The feature tree in Solid Edge ST3 is made up of three parts. In my series on Synchronous Technology in Solid Edge ST3, I explained the first two parts – Synchronous and Ordered. This post is about the third part called “Simplify”, which basically is used to defeature a model. In this part of the tree you either remove faces, regions, holes or rounds. Its a very simple concept for anyone familiar with history based parametric modeling. But for the benefit of my 2D CAD readers who maybe looking at all this and scratching their heads, I will explain by means of a simple example.
Here is a model of a simple flange that I created using a combination of synchronous and ordered features. The main body of the flange was modeled in synchronous mode, whereas the holes were done in ordered mode.
The feature tree has two parts and looks like this.
Now in order to defeature this part I switch to the Simplify mode. This changes the UI a little and gives me these commands.
I proceed to delete rounds. Solid Edge give me the option to select my rounds by picking on their individual faces or on round features. I choose to select the rounds by feature because I will need to make just two mouse picks, one each for “Round1” and “Round2”. But when I do that and accept, something unusual happens. Take a look at this model.

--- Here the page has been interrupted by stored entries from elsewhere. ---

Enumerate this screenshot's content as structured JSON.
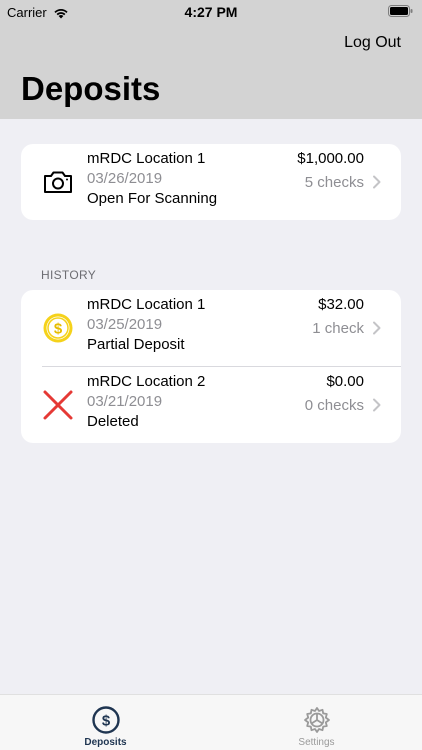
{
  "status_bar": {
    "carrier": "Carrier",
    "time": "4:27 PM"
  },
  "header": {
    "logout_label": "Log Out",
    "title": "Deposits"
  },
  "current": {
    "location": "mRDC Location 1",
    "date": "03/26/2019",
    "status": "Open For Scanning",
    "amount": "$1,000.00",
    "count": "5 checks",
    "icon": "camera-icon"
  },
  "history": {
    "section_label": "HISTORY",
    "items": [
      {
        "location": "mRDC Location 1",
        "date": "03/25/2019",
        "status": "Partial Deposit",
        "amount": "$32.00",
        "count": "1 check",
        "icon": "dollar-coin-icon"
      },
      {
        "location": "mRDC Location 2",
        "date": "03/21/2019",
        "status": "Deleted",
        "amount": "$0.00",
        "count": "0 checks",
        "icon": "red-x-icon"
      }
    ]
  },
  "tabs": [
    {
      "label": "Deposits",
      "icon": "dollar-circle-icon",
      "active": true
    },
    {
      "label": "Settings",
      "icon": "gear-icon",
      "active": false
    }
  ],
  "colors": {
    "header_bg": "#d3d3d3",
    "page_bg": "#efeff4",
    "coin_yellow": "#f5d21a",
    "delete_red": "#e53935",
    "tab_active": "#1f3551"
  }
}
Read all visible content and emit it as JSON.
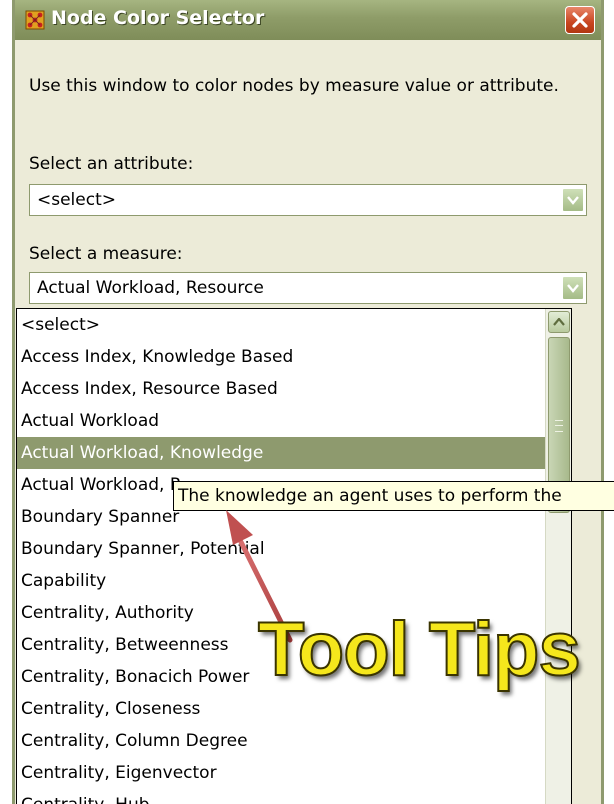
{
  "window": {
    "title": "Node Color Selector"
  },
  "description": "Use this window to color nodes by measure value or attribute.",
  "attribute": {
    "label": "Select an attribute:",
    "value": "<select>"
  },
  "measure": {
    "label": "Select a measure:",
    "value": "Actual Workload, Resource"
  },
  "measure_list": {
    "items": [
      "<select>",
      "Access Index, Knowledge Based",
      "Access Index, Resource Based",
      "Actual Workload",
      "Actual Workload, Knowledge",
      "Actual Workload, R",
      "Boundary Spanner",
      "Boundary Spanner, Potential",
      "Capability",
      "Centrality, Authority",
      "Centrality, Betweenness",
      "Centrality, Bonacich Power",
      "Centrality, Closeness",
      "Centrality, Column Degree",
      "Centrality, Eigenvector",
      "Centrality, Hub"
    ],
    "selected_index": 4
  },
  "tooltip": {
    "text": "The knowledge an agent uses to perform the"
  },
  "annotation": {
    "text": "Tool Tips"
  },
  "colors": {
    "accent": "#8E9A6E",
    "tooltip_bg": "#FFFFE1",
    "annotation": "#F5E71C",
    "arrow": "#C05050",
    "close": "#C94520"
  }
}
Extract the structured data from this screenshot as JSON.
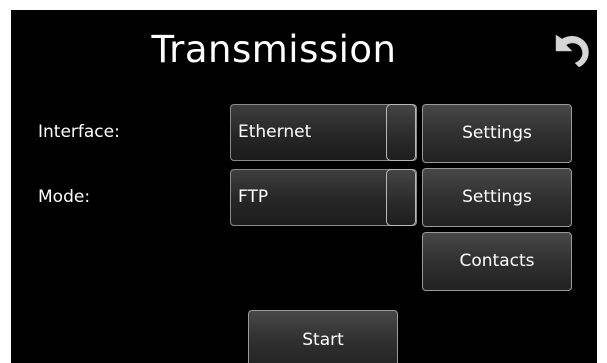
{
  "header": {
    "title": "Transmission",
    "back_icon": "undo-arrow-icon"
  },
  "interface_row": {
    "label": "Interface:",
    "value": "Ethernet",
    "settings_label": "Settings"
  },
  "mode_row": {
    "label": "Mode:",
    "value": "FTP",
    "settings_label": "Settings"
  },
  "contacts_label": "Contacts",
  "start_label": "Start",
  "colors": {
    "background": "#000000",
    "text": "#ffffff",
    "button_border": "#9a9a9a"
  }
}
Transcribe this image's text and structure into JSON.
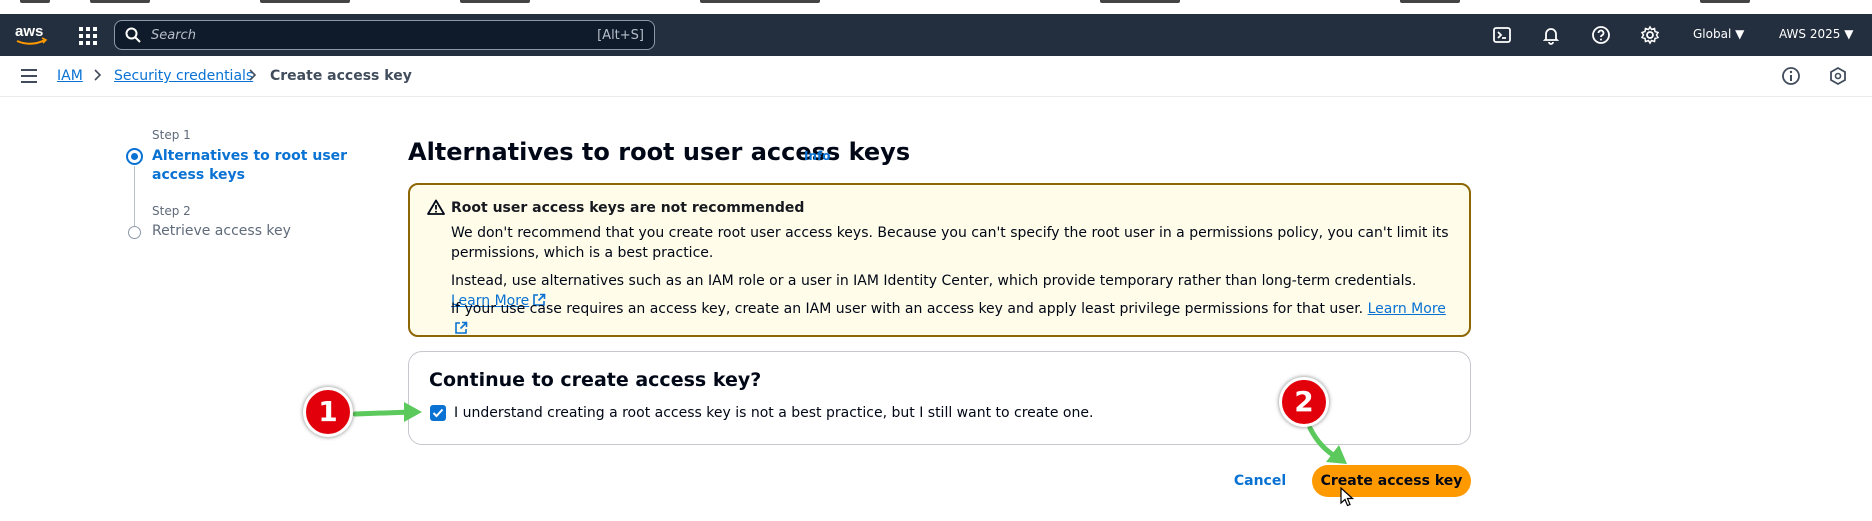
{
  "navbar": {
    "search_placeholder": "Search",
    "search_shortcut": "[Alt+S]",
    "region": "Global",
    "account": "AWS 2025"
  },
  "breadcrumb": {
    "items": [
      "IAM",
      "Security credentials"
    ],
    "current": "Create access key"
  },
  "steps": [
    {
      "label": "Step 1",
      "title": "Alternatives to root user access keys",
      "active": true
    },
    {
      "label": "Step 2",
      "title": "Retrieve access key",
      "active": false
    }
  ],
  "main": {
    "title": "Alternatives to root user access keys",
    "info": "Info",
    "alert": {
      "title": "Root user access keys are not recommended",
      "p1": "We don't recommend that you create root user access keys. Because you can't specify the root user in a permissions policy, you can't limit its permissions, which is a best practice.",
      "p2": "Instead, use alternatives such as an IAM role or a user in IAM Identity Center, which provide temporary rather than long-term credentials.",
      "p2_link": "Learn More",
      "p3": "If your use case requires an access key, create an IAM user with an access key and apply least privilege permissions for that user.",
      "p3_link": "Learn More"
    },
    "confirm": {
      "title": "Continue to create access key?",
      "checkbox_label": "I understand creating a root access key is not a best practice, but I still want to create one.",
      "checked": true
    },
    "cancel_label": "Cancel",
    "create_label": "Create access key"
  },
  "annotations": [
    "1",
    "2"
  ],
  "colors": {
    "navbar_bg": "#232f3e",
    "link": "#0972d3",
    "primary_button": "#ff9900",
    "warning_border": "#8d6605",
    "warning_bg": "#fffce9",
    "annotation_red": "#e2000b",
    "annotation_arrow": "#5cc95c"
  }
}
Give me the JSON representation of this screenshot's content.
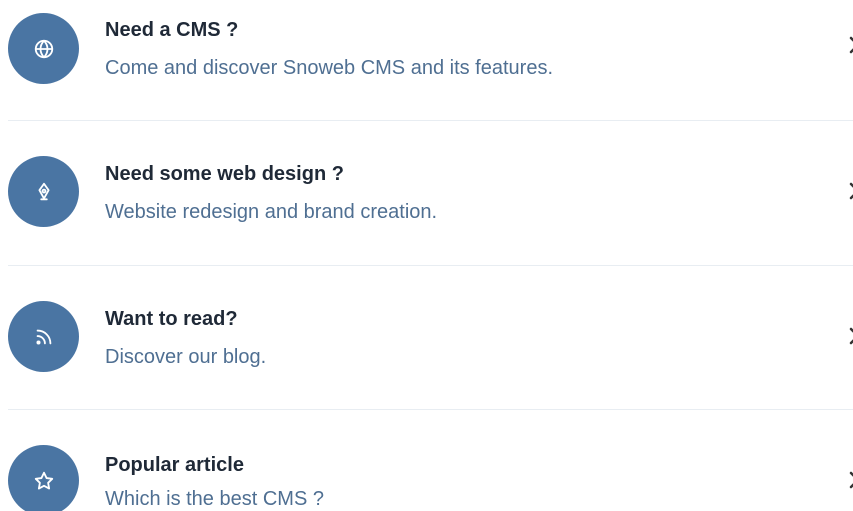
{
  "items": [
    {
      "icon": "globe-icon",
      "title": "Need a CMS ?",
      "description": "Come and discover Snoweb CMS and its features."
    },
    {
      "icon": "pen-tool-icon",
      "title": "Need some web design ?",
      "description": "Website redesign and brand creation."
    },
    {
      "icon": "rss-icon",
      "title": "Want to read?",
      "description": "Discover our blog."
    },
    {
      "icon": "star-icon",
      "title": "Popular article",
      "description": "Which is the best CMS ?"
    }
  ],
  "colors": {
    "icon_background": "#4a75a3",
    "title_text": "#1f2937",
    "description_text": "#4f6f92",
    "divider": "#e8edf2"
  }
}
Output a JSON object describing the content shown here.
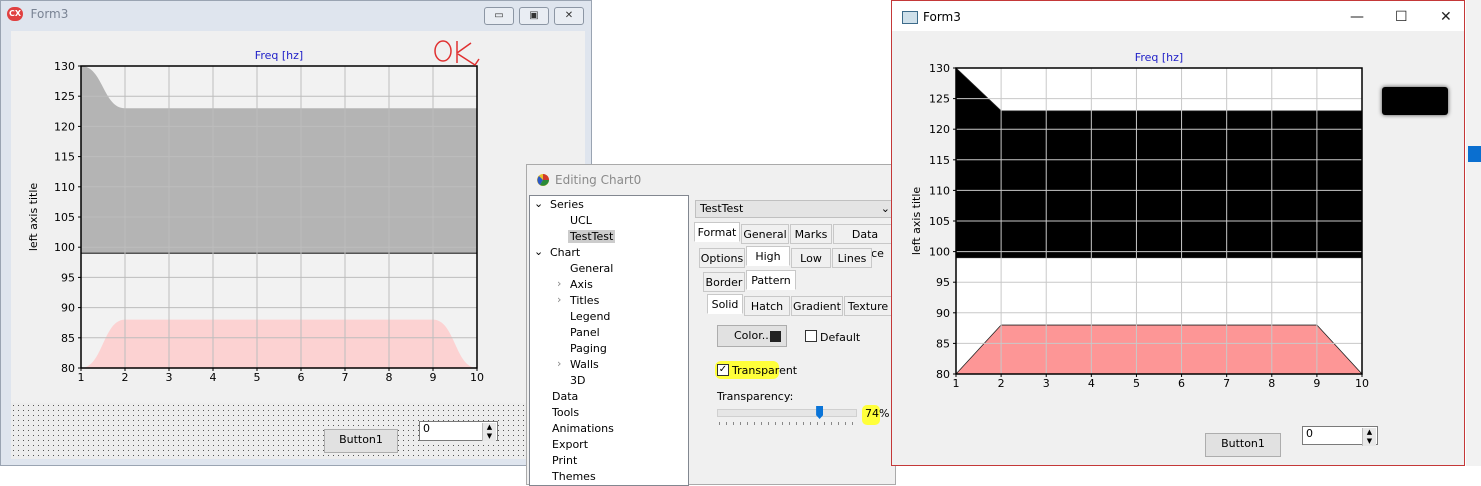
{
  "left_form": {
    "title": "Form3",
    "logo": "CX",
    "annotation": "OK",
    "button_label": "Button1",
    "spin_value": "0"
  },
  "editor": {
    "title": "Editing Chart0",
    "series_select": "TestTest",
    "tree": [
      "Series",
      "UCL",
      "TestTest",
      "Chart",
      "General",
      "Axis",
      "Titles",
      "Legend",
      "Panel",
      "Paging",
      "Walls",
      "3D",
      "Data",
      "Tools",
      "Animations",
      "Export",
      "Print",
      "Themes"
    ],
    "tabs_main": [
      "Format",
      "General",
      "Marks",
      "Data Source"
    ],
    "tabs_sub": [
      "Options",
      "High",
      "Low",
      "Lines"
    ],
    "tabs_sub2": [
      "Border",
      "Pattern"
    ],
    "tabs_fill": [
      "Solid",
      "Hatch",
      "Gradient",
      "Texture"
    ],
    "color_button": "Color...",
    "default_label": "Default",
    "transparent_label": "Transparent",
    "transparency_label": "Transparency:",
    "transparency_value": "74%",
    "transparency_fraction": 0.74
  },
  "right_form": {
    "title": "Form3",
    "button_label": "Button1",
    "spin_value": "0"
  },
  "chart_data": [
    {
      "type": "area",
      "title": "Freq [hz]",
      "ylabel": "left axis title",
      "xlim": [
        1,
        10
      ],
      "ylim": [
        80,
        130
      ],
      "x_ticks": [
        1,
        2,
        3,
        4,
        5,
        6,
        7,
        8,
        9,
        10
      ],
      "y_ticks": [
        80,
        85,
        90,
        95,
        100,
        105,
        110,
        115,
        120,
        125,
        130
      ],
      "series": [
        {
          "name": "UCL",
          "x": [
            1,
            2,
            3,
            4,
            5,
            6,
            7,
            8,
            9,
            10
          ],
          "high": [
            130,
            123,
            123,
            123,
            123,
            123,
            123,
            123,
            123,
            123
          ],
          "low": [
            99,
            99,
            99,
            99,
            99,
            99,
            99,
            99,
            99,
            99
          ],
          "color": "#b4b4b4",
          "smooth": true
        },
        {
          "name": "TestTest",
          "x": [
            1,
            2,
            3,
            4,
            5,
            6,
            7,
            8,
            9,
            10
          ],
          "high": [
            80,
            88,
            88,
            88,
            88,
            88,
            88,
            88,
            88,
            80
          ],
          "low": [
            80,
            80,
            80,
            80,
            80,
            80,
            80,
            80,
            80,
            80
          ],
          "color": "#fcd2d2",
          "smooth": true
        }
      ]
    },
    {
      "type": "area",
      "title": "Freq [hz]",
      "ylabel": "left axis title",
      "xlim": [
        1,
        10
      ],
      "ylim": [
        80,
        130
      ],
      "x_ticks": [
        1,
        2,
        3,
        4,
        5,
        6,
        7,
        8,
        9,
        10
      ],
      "y_ticks": [
        80,
        85,
        90,
        95,
        100,
        105,
        110,
        115,
        120,
        125,
        130
      ],
      "series": [
        {
          "name": "UCL",
          "x": [
            1,
            2,
            3,
            4,
            5,
            6,
            7,
            8,
            9,
            10
          ],
          "high": [
            130,
            123,
            123,
            123,
            123,
            123,
            123,
            123,
            123,
            123
          ],
          "low": [
            99,
            99,
            99,
            99,
            99,
            99,
            99,
            99,
            99,
            99
          ],
          "color": "#000000",
          "smooth": false
        },
        {
          "name": "TestTest",
          "x": [
            1,
            2,
            3,
            4,
            5,
            6,
            7,
            8,
            9,
            10
          ],
          "high": [
            80,
            88,
            88,
            88,
            88,
            88,
            88,
            88,
            88,
            80
          ],
          "low": [
            80,
            80,
            80,
            80,
            80,
            80,
            80,
            80,
            80,
            80
          ],
          "color": "#fd9696",
          "smooth": false
        }
      ]
    }
  ]
}
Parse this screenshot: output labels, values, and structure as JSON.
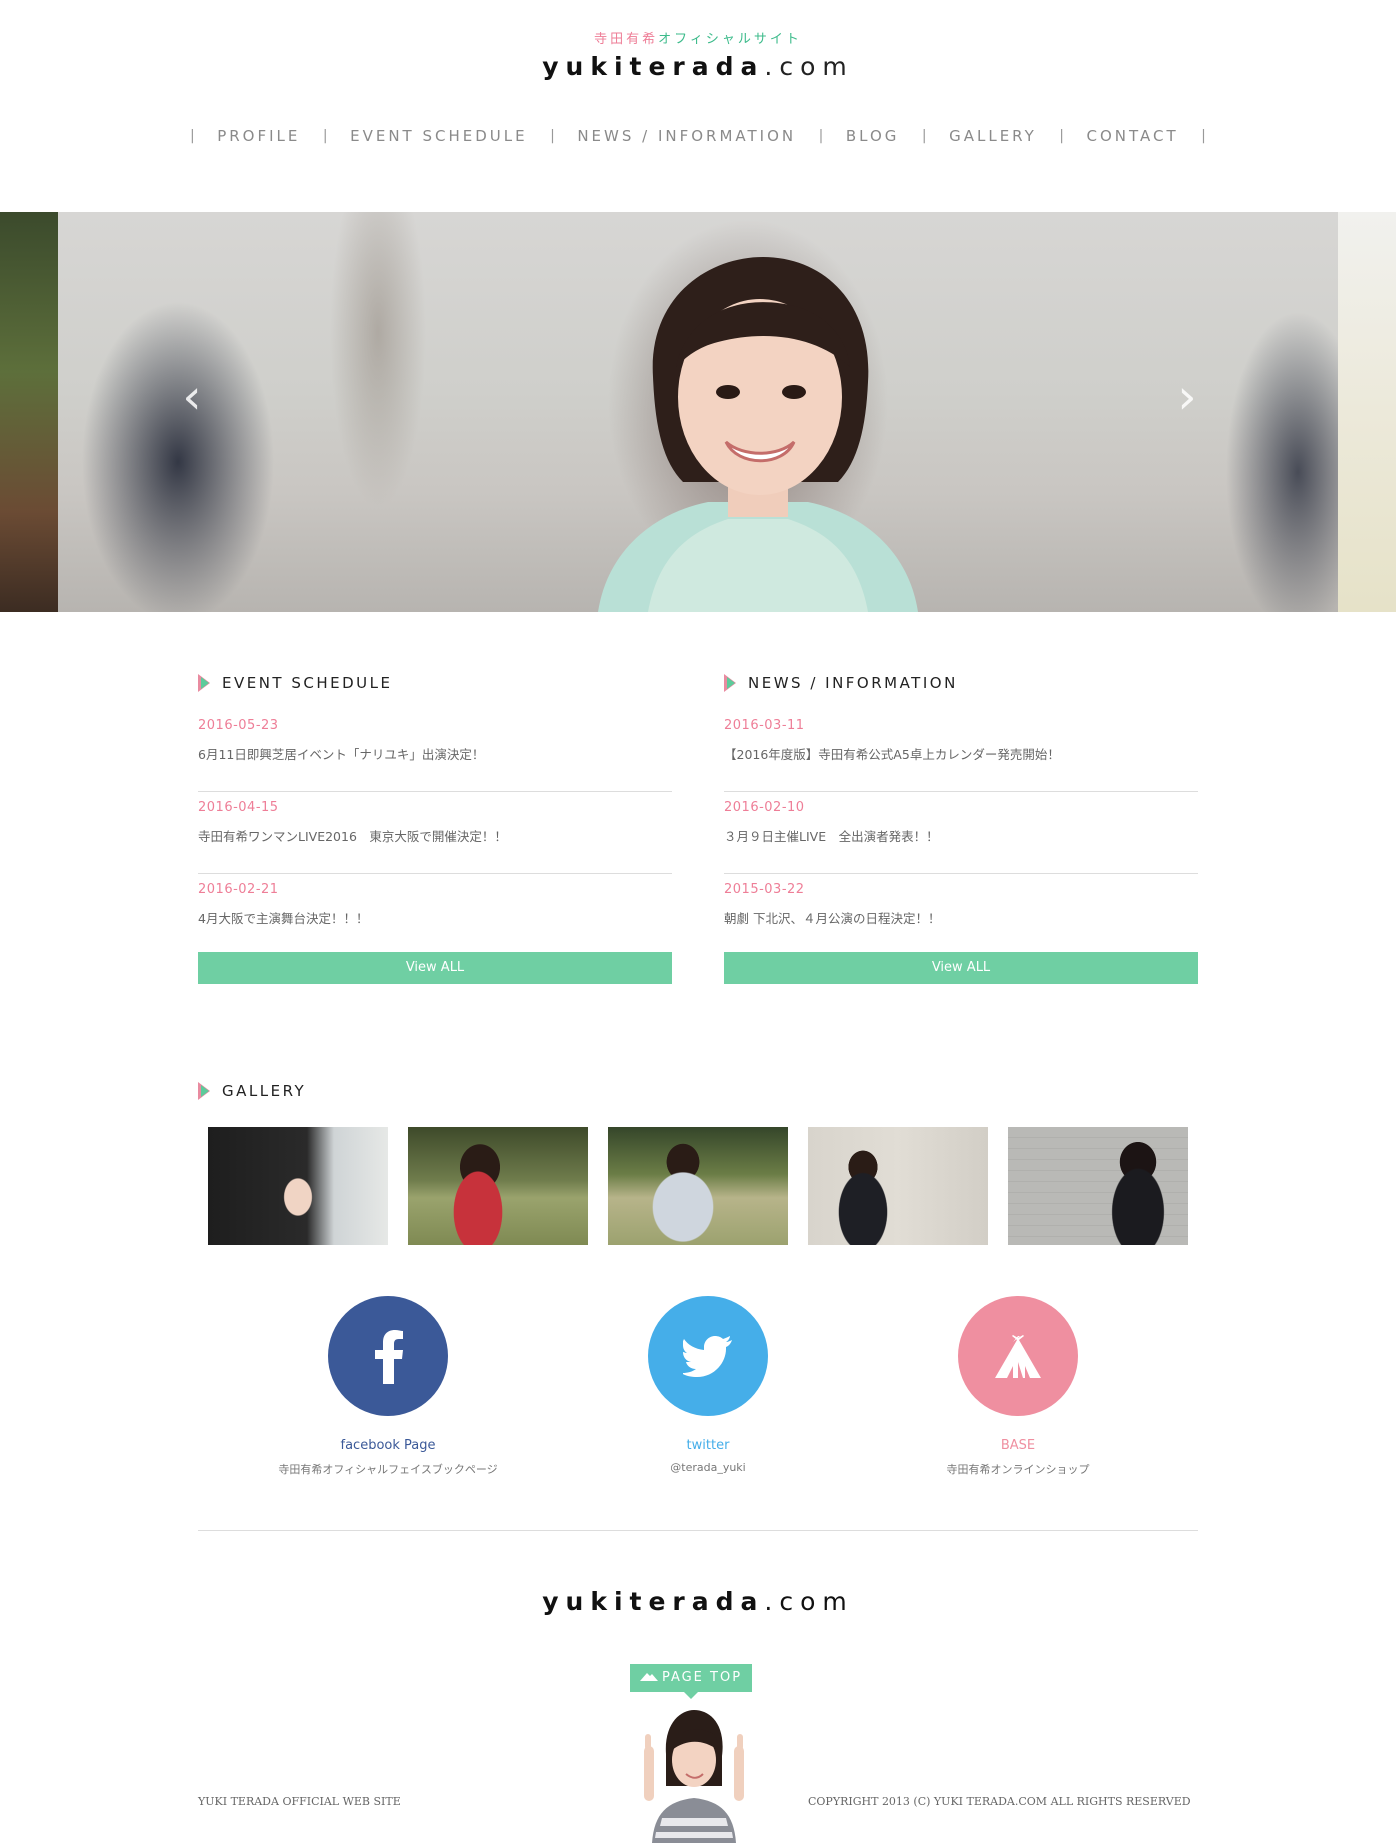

The rounds on the other three instances in the circular array are still present. I expected all of them to go away. After all I picked a round feature and that feature was patterned. So the software should have automatically selected all the other instances as well. This looks more like a bug to me, or maybe a limitation. Anyways, the feature tree now looks like this.
A third section called “Simplify” has been added and a “Delete Round” feature has been added to it. Since the delete round operation did not remove all the rounds lets use the delete face command to do that. I select all the rounds individually by picking on their faces and delete them.
A “Delete Face” feature gets added to the “Simplify” portion of the tree.
And all the rounds on the part disappear.
So in summary, the feature tree in Solid Edge ST3 begins with the Synchronous part which contains all the synchronous features. Then comes the Ordered part which contains the traditional history based parametric features. And finally we have the Simplify part where synchronous and/or ordered features and even individual faces can be removed to defeature the model.
So as I see it, Solid Edge ST3 can still be considered as a history based modeler, just that its history tree is broken down into three very distinct parts which are calculated in a specific order. I say this because when you are working in Synchronous mode, the Ordered and Simplify features are missing because they have not yet been calculated. When you are working in Ordered mode, the Simplify features are missing for the same reason.
The beauty of splitting the history tree into three parts in this way is that the user gets direct modeling capabilities in a traditional history based parametric modeling environment. It’s brilliant. Hats off to the genius to came up with this idea.